Hello everyone, I’m having some different results when using the “all eukaryotes” and “Fungi” from UNITE databases, some of the taxa that show up when I use the “Fungi” database, can’t be found when using the “all eukaryotes” which I believed to contain all the “fungi” sequences, it was suggested to me to join both datasets, anyone knows how to do this joining, or have other suggestions to address this issue?

This is because the content of a database can impact results, e.g., if you have query sequences that are actually eukaryotes then using the fungi-only database would yield improper results. Likewise, sequence similarity between fungi/other euks could impact classification of query sequences that cannot be confidently classified to one group or the other.

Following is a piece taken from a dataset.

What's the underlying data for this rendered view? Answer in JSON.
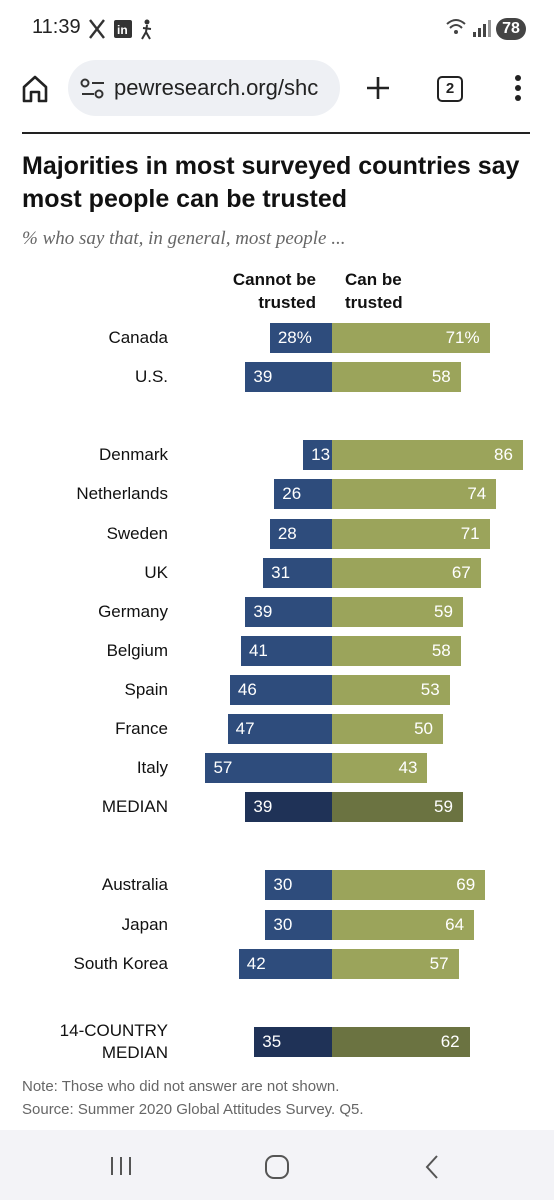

Yes as far as I know the fungi accessions are all found in the “all eukaryotes” release, just did a quick check to confirm in the latest UNITE release.

I would advise against this — for one, this will result in duplicate accessions, which will cause an error when you try importing this database into QIIME 2 (since all sequence IDs must be unique). For another, by duplicating these sequences you would just slow runtime, increase memory demands, and any performance increases would be artificial.

My advice is to stick with one database or the other, depending on how likely you expect to find non-fungal eukaryotes in your samples.

@Nicholas_Bokulich Thank you for your answer, I will consider it.